Through a group of experts formed to crack down on greenwashing and weak net zero pledges by industries and states, the UN said noncommittal to net zero pledges threatens to undermine global efforts to reduce greenhouse gas emissions in line with limiting warming to 1.5 degrees.

The "high-level expert group" was formed in March by UN secretary general, Antonio Guterres with the role of finding ways to advise on rules to improve integrity and transparency in net zero commitments by industry, regions and cities.

Findings from the experts indicate climate plans must include deep cuts in greenhouse gases before 2030, and not delay action until closer to 2050.

The team stressed serious commitments must prioritise immediate cuts in absolute emissions, with the use of carbon offsets.

"Rules are needed to ensure offsets were high-quality and came from a reliable and verifiable source," the group said.

The group was created after widespread concern about greenwashing, including claims by major fossil fuel companies that they were aiming for net zero emissions by 2050 while backing new coal, oil and gas developments and relying heavily on offsets.

Releasing the report at the Cop27 climate conference in Sharm el-Sheikh, former Canadian Climate minister Catherine McKenna, who is the chairperson said net-zero pledges must be "about cutting emissions, not corners".

"Right now, the planet cannot afford delays, excuses, or more greenwashing,' she said.

In her introduction to the net-zero report, McKenna laid out the scale of emission reductions necessary to limit dangerous global warming and ensure a sustainable future.

"We know what we need to do: peak global emissions in just three years, by 2025, and cut emissions in half in less than eight years, by 2030," McKenna wrote. "The planet cannot afford delays, excuses, or more greenwashing ... We have set tight definitions for what it means to be net zero."

McKenna said many countries make climate commitments that lack specificity, or only set distant targets that risk creating confusion and cynicism as they make a company look like it's environmentally responsible, while actually doing little to address climate change.

Her sentiments were echoed by a panel member Bill Hare, a climate scientist and chief executive of Climate Analytics, who said no one could ignore the need to "immediately and drastically cut emissions".

"If industry, financial institutions, cities and regions mean what they say in their net zero pledges, they will adopt these recommendations," he said. "If fossil fuel companies think that they can expand production under a net zero target, they need to think again."

In his remarks, UN Secretary-General Antonio Guterres said the good news was that a growing number of governments and companies are pledging to be carbon-free.

He however said the problem is that the criteria and benchmarks for these net zero commitments have varying levels of rigour and loopholes wide enough to drive a diesel truck through.

"We must have zero tolerance for net zero greenwashing. The "so-called 'net zero pledges' that exclude core products [coal, oil, gas] are poisoning our planet.
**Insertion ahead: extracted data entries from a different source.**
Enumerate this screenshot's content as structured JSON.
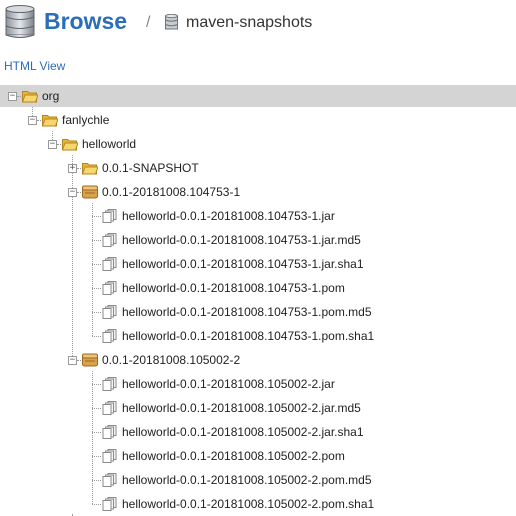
{
  "header": {
    "title": "Browse",
    "separator": "/",
    "repository": "maven-snapshots"
  },
  "links": {
    "html_view": "HTML View"
  },
  "tree": [
    {
      "label": "org",
      "type": "folder",
      "level": 0,
      "toggle": "−",
      "selected": true
    },
    {
      "label": "fanlychle",
      "type": "folder",
      "level": 1,
      "toggle": "−"
    },
    {
      "label": "helloworld",
      "type": "folder",
      "level": 2,
      "toggle": "−"
    },
    {
      "label": "0.0.1-SNAPSHOT",
      "type": "folder",
      "level": 3,
      "toggle": "+"
    },
    {
      "label": "0.0.1-20181008.104753-1",
      "type": "component",
      "level": 3,
      "toggle": "−"
    },
    {
      "label": "helloworld-0.0.1-20181008.104753-1.jar",
      "type": "asset",
      "level": 4
    },
    {
      "label": "helloworld-0.0.1-20181008.104753-1.jar.md5",
      "type": "asset",
      "level": 4
    },
    {
      "label": "helloworld-0.0.1-20181008.104753-1.jar.sha1",
      "type": "asset",
      "level": 4
    },
    {
      "label": "helloworld-0.0.1-20181008.104753-1.pom",
      "type": "asset",
      "level": 4
    },
    {
      "label": "helloworld-0.0.1-20181008.104753-1.pom.md5",
      "type": "asset",
      "level": 4
    },
    {
      "label": "helloworld-0.0.1-20181008.104753-1.pom.sha1",
      "type": "asset",
      "level": 4
    },
    {
      "label": "0.0.1-20181008.105002-2",
      "type": "component",
      "level": 3,
      "toggle": "−"
    },
    {
      "label": "helloworld-0.0.1-20181008.105002-2.jar",
      "type": "asset",
      "level": 4
    },
    {
      "label": "helloworld-0.0.1-20181008.105002-2.jar.md5",
      "type": "asset",
      "level": 4
    },
    {
      "label": "helloworld-0.0.1-20181008.105002-2.jar.sha1",
      "type": "asset",
      "level": 4
    },
    {
      "label": "helloworld-0.0.1-20181008.105002-2.pom",
      "type": "asset",
      "level": 4
    },
    {
      "label": "helloworld-0.0.1-20181008.105002-2.pom.md5",
      "type": "asset",
      "level": 4
    },
    {
      "label": "helloworld-0.0.1-20181008.105002-2.pom.sha1",
      "type": "asset",
      "level": 4
    }
  ],
  "icons": {
    "browse": "database-icon",
    "repository": "database-icon",
    "folder": "folder-open-icon",
    "folder_closed": "folder-icon",
    "component": "package-icon",
    "asset": "file-icon"
  },
  "colors": {
    "accent": "#2a6ebb",
    "selected_row": "#d4d4d4",
    "folder": "#f0c24a",
    "component": "#d9a14a"
  }
}
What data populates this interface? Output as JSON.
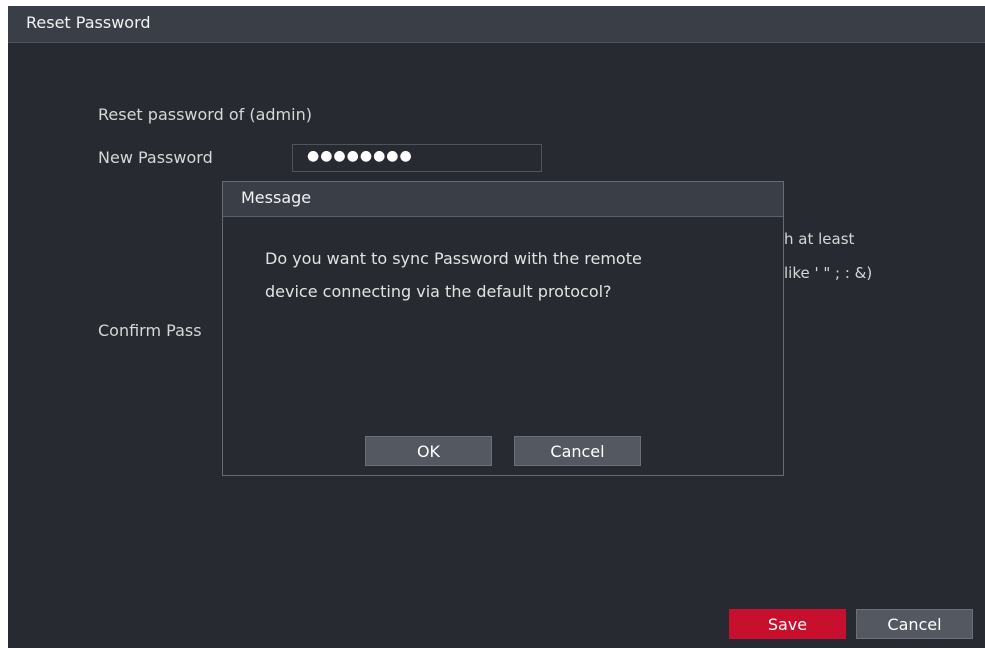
{
  "window": {
    "title": "Reset Password"
  },
  "form": {
    "reset_label": "Reset password of (admin)",
    "new_password_label": "New Password",
    "new_password_value": "●●●●●●●●",
    "confirm_password_label_visible": "Confirm Pass",
    "hint_line1_visible": "h at least",
    "hint_line2_visible": "like ' \" ; : &)"
  },
  "footer": {
    "save_label": "Save",
    "cancel_label": "Cancel"
  },
  "dialog": {
    "title": "Message",
    "message_line1": "Do you want to sync Password with the remote",
    "message_line2": "device connecting via the default protocol?",
    "ok_label": "OK",
    "cancel_label": "Cancel"
  },
  "colors": {
    "background": "#272a31",
    "titlebar": "#3a3e47",
    "save_button": "#c8102e",
    "secondary_button": "#545861"
  }
}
Using bogus net-zero pledges to cover up massive fossil fuel expansion is reprehensible. This toxic cover-up could push our world over the climate cliff," said Guterres.

The report was backed by Laurence Tubiana, the chief executive of the European Climate Foundation and considered one of the architects of the Paris agreement as French environment minister.

Tubian said living up to that deal demanded drawing "a clear line on true net zero, what it really means and requires, and what is simply greenwashing".